Aiden in Of Magic & Scales owns a coffee shop called Bicas R Us in a beach town in Portugal. Even though he’s not Portuguese and he hasn’t lived there that long, he feels right at home in the small coastal town of Carcavelos. After all he has everything he most treasures in life: lots of coffee, lots of sun and ocean, and many shirtless surfers heading to the beach. Aiden
is not the only one who feels at home there; this writer does too. There’s a very good reason for it; I was born and grew up in that area and spent most of my springs and summers (and some winter days too) on that same beach Aiden so loves to lounge on.
My family and friends, most of whom still reside in Portugal, have been asking me for years, “When are you going to write a story set in Portugal?” Well, twelve books later I finally did it.
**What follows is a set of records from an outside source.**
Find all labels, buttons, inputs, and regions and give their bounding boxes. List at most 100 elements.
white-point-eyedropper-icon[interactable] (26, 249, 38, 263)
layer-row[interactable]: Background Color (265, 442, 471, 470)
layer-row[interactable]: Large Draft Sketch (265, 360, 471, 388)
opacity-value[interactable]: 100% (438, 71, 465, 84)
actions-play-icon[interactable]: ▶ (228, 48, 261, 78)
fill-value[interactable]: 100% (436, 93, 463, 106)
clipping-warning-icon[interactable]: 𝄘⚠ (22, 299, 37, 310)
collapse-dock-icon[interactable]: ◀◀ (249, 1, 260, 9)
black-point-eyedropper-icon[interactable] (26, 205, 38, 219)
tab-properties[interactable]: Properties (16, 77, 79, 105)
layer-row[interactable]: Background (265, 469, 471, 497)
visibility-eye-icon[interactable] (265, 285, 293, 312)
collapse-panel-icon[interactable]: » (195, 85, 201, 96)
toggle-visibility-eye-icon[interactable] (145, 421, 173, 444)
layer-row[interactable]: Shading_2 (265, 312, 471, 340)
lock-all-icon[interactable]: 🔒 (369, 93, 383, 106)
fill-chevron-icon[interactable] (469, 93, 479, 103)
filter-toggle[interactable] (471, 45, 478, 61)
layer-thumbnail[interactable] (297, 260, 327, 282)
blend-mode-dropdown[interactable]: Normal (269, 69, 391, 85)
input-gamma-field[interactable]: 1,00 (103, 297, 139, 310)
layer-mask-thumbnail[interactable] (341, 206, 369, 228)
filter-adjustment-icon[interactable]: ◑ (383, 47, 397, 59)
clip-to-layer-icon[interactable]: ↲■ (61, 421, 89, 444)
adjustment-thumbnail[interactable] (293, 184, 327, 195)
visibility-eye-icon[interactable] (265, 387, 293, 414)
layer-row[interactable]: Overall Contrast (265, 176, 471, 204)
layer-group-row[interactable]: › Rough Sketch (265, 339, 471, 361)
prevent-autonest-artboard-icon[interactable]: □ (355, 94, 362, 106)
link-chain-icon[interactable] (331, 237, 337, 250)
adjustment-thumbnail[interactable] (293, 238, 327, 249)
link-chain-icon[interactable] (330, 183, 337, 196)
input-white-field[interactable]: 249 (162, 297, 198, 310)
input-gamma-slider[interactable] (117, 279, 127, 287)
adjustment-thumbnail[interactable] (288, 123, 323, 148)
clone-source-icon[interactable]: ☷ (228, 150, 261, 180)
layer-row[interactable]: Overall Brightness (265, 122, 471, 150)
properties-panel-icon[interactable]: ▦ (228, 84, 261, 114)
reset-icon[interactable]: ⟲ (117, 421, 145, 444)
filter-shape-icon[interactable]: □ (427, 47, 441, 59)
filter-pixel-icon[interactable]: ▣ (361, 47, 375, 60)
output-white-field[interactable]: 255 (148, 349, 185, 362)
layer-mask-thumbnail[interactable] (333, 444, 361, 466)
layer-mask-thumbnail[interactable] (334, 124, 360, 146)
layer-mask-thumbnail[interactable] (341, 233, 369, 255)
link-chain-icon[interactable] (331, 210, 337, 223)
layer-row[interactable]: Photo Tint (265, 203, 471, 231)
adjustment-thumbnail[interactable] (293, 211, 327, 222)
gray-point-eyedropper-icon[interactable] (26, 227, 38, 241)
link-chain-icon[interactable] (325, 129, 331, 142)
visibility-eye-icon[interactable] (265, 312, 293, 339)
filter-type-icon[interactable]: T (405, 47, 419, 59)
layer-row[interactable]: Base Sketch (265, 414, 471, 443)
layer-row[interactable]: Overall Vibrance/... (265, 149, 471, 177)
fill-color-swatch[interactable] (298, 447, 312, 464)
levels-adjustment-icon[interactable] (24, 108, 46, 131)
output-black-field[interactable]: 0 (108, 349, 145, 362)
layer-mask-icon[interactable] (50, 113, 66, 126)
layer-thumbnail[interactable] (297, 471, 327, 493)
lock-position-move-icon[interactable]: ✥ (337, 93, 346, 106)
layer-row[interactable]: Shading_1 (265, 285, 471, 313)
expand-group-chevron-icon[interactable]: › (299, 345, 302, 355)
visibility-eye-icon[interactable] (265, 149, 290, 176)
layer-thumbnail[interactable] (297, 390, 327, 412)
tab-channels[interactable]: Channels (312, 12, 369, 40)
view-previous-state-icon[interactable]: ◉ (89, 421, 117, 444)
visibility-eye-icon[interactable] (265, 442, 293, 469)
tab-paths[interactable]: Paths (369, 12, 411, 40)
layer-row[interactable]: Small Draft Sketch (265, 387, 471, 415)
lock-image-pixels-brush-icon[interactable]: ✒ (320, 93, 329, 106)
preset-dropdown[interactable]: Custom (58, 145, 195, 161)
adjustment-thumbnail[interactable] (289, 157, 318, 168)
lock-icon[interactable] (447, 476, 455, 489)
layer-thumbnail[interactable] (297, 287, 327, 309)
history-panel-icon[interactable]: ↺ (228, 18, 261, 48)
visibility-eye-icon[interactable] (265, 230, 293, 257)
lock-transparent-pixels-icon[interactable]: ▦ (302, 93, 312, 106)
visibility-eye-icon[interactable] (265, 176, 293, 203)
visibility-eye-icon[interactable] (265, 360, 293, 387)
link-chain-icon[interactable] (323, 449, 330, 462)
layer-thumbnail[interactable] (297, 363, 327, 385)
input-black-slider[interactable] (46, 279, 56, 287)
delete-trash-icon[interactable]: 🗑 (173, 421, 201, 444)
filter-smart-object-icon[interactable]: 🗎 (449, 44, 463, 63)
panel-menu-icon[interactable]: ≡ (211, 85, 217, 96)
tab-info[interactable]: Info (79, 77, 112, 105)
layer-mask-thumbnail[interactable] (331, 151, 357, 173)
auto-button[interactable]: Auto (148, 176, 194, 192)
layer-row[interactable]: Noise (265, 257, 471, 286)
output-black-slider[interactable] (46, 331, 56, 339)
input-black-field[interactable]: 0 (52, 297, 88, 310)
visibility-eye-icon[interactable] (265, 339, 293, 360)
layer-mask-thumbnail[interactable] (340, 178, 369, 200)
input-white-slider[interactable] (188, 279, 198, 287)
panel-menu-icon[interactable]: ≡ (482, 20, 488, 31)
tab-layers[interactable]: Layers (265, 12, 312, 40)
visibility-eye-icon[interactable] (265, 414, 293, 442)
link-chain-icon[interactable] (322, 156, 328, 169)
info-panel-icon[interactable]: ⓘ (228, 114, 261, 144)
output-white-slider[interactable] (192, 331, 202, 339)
I’m not sure why I hadn’t done it before since I wrote books set in several of my favorite places in the world. Lavender Fields and Dark Feathers are set in Maine where I spent a few
lovely summers, Fictional-ish is set in the same Scottish town I lived in for four years, and Infinite Blue and Her Real Man are set in small local towns I know well and visit often. Maybe I was reluctant to write about my own native country because I was afraid I wouldn’t give it the recognition it deserves. Whatever the reason, I am so happy I finally inserted my own homeland into one of my stories.
It was the most fun I’ve had writing a book and a lot of that was due to the fact I was revisiting all these wonderful places, the sensations of walking along the beach on a windy day, or sitting in a coffee shop esplanade with a bica (espresso) and a pastel de nata (custard pie). Or strolling through the magical grounds of Quinta da Regaleira in Sintra and the mysterious and
otherworldly Convento dos Capuchos.
My hope is that readers will feel the joy I felt while writing it and that they too, in truly bibliophile fashion, can experience the sights, sounds, and tastes (Portuguese people take food very seriously) of my wonderful tiny country by the sea.